2. Know your curriculum. The better you understand your state’s curriculum standards, the easier it is to find ways to incorporate students’ interests. If a comprehensive set of plans is already in place, topics that resonate with students can become opportunities to improve a lesson’s breadth and depth.
Two years ago, my students couldn’t stop talking about the adaptation of Jay Asher’s 13 Reasons Why on Netflix, so we read an article about the show and wrote cause-and-effect essays. The assignment met North Carolina’s standards for writing and literacy, but students were so engaged that I invited guidance counselors to join class discussions, and made the book an option during a literature circle unit later in the semester. These adjustments helped cover speaking, listening, and literature standards, too.
3. Be realistic. It isn’t always possible to scrap a month of lesson plans just because students respond well to something new. Instead, try making the smallest adjustment necessary to enhance students’ learning experience, then reflect on how it went and decide if you can and should do more.
Authors Chip and Dan Heath call this technique ooching.

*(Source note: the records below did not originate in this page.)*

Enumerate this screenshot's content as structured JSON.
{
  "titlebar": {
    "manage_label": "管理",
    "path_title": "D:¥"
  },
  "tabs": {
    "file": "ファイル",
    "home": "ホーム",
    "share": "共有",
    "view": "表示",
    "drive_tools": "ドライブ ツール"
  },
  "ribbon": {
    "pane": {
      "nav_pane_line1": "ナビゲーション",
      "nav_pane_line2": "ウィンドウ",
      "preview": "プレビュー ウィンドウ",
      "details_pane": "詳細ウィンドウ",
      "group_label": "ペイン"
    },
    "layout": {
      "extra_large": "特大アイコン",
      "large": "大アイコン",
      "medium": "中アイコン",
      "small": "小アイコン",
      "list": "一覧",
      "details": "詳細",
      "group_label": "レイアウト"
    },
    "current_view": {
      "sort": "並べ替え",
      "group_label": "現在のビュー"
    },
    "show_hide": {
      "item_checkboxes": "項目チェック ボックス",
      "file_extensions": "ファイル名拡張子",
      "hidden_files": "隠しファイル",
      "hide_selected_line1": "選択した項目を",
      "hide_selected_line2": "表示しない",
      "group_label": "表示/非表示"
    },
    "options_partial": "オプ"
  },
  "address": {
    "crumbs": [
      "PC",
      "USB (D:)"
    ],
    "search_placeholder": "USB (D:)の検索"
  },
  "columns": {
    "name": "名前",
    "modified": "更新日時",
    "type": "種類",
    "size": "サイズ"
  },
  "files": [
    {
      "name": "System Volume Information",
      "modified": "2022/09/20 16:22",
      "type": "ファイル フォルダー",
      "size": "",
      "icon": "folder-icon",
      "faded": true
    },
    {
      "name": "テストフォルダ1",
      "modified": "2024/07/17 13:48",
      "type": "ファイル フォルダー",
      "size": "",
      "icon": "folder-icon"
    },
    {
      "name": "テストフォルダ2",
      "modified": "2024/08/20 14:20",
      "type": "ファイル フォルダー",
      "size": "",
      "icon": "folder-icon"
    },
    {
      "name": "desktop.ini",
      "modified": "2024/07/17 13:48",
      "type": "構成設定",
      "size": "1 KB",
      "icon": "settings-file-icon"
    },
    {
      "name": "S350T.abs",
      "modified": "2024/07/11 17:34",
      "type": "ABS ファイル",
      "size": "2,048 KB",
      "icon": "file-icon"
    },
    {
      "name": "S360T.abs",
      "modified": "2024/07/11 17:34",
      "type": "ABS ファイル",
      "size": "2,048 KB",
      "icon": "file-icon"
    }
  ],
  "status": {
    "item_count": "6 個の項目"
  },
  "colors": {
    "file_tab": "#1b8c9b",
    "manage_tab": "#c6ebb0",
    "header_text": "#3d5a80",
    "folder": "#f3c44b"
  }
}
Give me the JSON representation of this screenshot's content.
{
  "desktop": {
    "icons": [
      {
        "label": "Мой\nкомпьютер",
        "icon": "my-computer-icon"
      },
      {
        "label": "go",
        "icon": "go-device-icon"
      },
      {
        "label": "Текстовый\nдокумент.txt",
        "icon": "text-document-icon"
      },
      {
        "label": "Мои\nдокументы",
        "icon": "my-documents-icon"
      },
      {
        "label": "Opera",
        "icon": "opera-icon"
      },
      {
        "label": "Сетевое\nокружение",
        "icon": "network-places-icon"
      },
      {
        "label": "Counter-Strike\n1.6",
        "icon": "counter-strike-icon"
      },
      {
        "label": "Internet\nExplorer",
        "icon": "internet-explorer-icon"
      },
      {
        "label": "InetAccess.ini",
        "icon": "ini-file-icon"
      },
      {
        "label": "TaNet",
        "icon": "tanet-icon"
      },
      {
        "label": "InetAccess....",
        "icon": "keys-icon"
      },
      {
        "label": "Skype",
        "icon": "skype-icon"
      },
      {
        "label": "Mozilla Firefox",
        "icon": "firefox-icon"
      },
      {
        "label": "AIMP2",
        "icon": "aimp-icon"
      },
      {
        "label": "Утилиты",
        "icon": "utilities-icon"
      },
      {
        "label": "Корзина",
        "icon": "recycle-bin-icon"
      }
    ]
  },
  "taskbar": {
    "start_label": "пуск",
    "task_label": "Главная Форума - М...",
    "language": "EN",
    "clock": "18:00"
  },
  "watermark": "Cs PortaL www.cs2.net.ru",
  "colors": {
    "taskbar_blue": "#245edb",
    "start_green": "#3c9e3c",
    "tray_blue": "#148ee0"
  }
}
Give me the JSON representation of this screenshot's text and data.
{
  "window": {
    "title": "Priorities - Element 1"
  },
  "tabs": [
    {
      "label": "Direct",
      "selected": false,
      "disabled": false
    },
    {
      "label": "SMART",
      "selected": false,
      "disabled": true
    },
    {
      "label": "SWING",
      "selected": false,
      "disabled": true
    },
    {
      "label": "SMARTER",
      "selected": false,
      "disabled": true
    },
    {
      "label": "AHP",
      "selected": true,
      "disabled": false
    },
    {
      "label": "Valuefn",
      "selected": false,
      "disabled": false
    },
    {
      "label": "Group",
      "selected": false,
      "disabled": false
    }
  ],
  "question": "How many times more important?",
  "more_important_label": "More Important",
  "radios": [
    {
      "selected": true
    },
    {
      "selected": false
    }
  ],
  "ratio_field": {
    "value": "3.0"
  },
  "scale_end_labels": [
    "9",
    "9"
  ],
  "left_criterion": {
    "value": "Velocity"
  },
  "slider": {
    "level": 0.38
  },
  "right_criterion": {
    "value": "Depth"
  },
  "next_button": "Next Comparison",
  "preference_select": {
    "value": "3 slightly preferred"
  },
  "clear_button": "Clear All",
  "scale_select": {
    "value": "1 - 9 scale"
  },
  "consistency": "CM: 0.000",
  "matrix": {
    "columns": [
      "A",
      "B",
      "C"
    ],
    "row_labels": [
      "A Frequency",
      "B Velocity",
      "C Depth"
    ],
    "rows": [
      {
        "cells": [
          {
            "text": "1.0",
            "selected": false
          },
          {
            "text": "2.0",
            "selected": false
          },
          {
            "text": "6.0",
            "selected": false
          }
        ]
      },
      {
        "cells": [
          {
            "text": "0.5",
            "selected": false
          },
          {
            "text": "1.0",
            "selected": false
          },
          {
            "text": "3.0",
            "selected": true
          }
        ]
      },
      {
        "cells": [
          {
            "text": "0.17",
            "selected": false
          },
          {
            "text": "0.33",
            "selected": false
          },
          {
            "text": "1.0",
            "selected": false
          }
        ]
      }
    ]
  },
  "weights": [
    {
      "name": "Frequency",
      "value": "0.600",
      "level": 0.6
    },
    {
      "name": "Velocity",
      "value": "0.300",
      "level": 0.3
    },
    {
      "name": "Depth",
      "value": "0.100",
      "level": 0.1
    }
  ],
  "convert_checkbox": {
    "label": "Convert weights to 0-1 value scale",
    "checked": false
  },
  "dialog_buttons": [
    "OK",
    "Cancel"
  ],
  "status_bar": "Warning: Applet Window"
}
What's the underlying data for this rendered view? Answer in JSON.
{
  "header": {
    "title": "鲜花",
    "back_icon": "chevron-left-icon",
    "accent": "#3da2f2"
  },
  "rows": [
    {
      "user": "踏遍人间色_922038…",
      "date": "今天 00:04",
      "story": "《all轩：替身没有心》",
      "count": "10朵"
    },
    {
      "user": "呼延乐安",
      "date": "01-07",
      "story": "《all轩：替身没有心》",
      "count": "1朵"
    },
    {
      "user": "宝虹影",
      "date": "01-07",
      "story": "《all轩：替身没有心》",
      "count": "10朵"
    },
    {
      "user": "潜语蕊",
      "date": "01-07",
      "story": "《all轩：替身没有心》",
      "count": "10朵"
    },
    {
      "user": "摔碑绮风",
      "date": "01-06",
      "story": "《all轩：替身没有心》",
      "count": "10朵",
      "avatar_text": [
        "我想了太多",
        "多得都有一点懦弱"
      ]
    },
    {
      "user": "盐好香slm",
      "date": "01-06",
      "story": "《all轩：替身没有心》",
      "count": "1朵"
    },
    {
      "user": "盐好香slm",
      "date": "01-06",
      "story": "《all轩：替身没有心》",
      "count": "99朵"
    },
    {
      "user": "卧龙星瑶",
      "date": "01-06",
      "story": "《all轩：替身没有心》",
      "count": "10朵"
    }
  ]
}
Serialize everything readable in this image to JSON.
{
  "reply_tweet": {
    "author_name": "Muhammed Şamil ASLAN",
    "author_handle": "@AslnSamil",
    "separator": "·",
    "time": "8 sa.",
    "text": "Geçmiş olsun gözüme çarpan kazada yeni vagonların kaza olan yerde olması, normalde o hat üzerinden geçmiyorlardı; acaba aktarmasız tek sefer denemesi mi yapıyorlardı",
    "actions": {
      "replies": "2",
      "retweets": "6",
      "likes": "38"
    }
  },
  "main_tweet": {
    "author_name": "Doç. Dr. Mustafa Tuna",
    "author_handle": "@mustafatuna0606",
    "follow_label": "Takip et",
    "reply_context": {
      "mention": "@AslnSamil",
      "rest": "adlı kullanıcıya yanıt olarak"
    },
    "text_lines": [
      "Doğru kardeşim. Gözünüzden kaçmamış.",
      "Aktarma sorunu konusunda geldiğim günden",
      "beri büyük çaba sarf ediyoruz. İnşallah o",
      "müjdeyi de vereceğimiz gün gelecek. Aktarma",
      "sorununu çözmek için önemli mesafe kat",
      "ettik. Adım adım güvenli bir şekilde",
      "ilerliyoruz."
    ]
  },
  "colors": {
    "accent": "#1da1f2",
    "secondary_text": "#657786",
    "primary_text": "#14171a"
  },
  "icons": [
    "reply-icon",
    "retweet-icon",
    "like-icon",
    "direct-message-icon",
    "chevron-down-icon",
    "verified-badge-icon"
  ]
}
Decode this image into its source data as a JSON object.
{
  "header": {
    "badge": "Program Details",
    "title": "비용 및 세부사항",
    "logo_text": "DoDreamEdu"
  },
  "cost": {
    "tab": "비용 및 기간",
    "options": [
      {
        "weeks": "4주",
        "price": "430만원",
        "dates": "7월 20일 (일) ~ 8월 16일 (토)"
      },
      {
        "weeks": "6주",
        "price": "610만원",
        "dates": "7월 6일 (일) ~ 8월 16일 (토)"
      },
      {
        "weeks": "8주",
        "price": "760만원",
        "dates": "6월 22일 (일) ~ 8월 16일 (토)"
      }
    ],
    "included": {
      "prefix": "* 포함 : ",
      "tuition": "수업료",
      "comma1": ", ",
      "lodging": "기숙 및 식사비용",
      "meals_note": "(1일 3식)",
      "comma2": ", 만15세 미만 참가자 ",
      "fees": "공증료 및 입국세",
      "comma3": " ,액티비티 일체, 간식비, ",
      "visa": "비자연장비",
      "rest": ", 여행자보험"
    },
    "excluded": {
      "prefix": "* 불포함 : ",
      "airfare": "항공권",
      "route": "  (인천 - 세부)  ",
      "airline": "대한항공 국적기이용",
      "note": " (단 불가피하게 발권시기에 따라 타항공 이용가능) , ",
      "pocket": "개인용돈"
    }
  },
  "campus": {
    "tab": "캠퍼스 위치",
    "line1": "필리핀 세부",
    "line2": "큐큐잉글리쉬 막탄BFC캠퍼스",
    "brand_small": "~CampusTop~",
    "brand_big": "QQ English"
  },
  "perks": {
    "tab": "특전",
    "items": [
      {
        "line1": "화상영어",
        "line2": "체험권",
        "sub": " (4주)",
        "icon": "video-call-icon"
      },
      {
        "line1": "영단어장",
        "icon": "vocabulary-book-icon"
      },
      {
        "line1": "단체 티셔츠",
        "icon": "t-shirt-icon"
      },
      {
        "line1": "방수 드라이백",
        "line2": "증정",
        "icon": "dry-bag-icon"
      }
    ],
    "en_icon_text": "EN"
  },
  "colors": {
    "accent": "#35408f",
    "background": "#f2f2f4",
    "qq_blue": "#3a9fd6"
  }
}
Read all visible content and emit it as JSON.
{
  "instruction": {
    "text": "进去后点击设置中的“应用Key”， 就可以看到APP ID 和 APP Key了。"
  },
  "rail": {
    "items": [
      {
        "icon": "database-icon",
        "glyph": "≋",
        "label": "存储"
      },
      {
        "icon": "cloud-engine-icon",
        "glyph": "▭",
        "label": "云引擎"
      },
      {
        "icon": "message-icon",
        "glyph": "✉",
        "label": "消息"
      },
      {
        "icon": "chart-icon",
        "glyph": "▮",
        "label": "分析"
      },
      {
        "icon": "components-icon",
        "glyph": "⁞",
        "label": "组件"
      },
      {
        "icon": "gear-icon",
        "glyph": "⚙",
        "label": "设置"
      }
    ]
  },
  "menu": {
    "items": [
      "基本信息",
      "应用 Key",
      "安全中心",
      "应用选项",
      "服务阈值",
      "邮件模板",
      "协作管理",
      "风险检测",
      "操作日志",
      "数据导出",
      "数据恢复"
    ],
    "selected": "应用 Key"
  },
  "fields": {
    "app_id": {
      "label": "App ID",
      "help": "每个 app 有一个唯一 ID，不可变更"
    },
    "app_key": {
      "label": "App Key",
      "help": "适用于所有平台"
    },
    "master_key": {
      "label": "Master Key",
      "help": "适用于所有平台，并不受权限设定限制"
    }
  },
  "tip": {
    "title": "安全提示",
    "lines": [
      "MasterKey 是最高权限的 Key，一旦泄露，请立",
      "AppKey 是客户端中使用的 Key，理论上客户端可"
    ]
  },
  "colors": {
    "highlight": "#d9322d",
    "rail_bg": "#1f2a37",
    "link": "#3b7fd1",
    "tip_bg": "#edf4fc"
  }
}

In Decisive: How to Make Better Choices in Life and Work, they explain how to construct small experiments to test a hypothesis before going all-in. “The ultimate reality-testing is to ooch,” they write, “to take our options for a spin before we commit.” Teachers who are strapped for time or loyal to their traditional plans can still improvise. Take small steps before reinventing the wheel.
4. Open your door. When students surprise you, tell your colleagues. It may foster collaboration and lead to integrated studies and cross-curricular experiences. When I shared my students’ interest in Black Panther, two other teachers jumped on board. Together we designed opportunities to compare and contrast hero characters in British literature and American comic books, to analyze African American representation in film, and to consider how representation fosters or destroys stereotypes.
When planning instruction, winging it isn’t the right approach. But abandoning a lesson plan, if done thoughtfully when the right opportunity presents itself, can create dynamic, personalized experiences that students will never forget.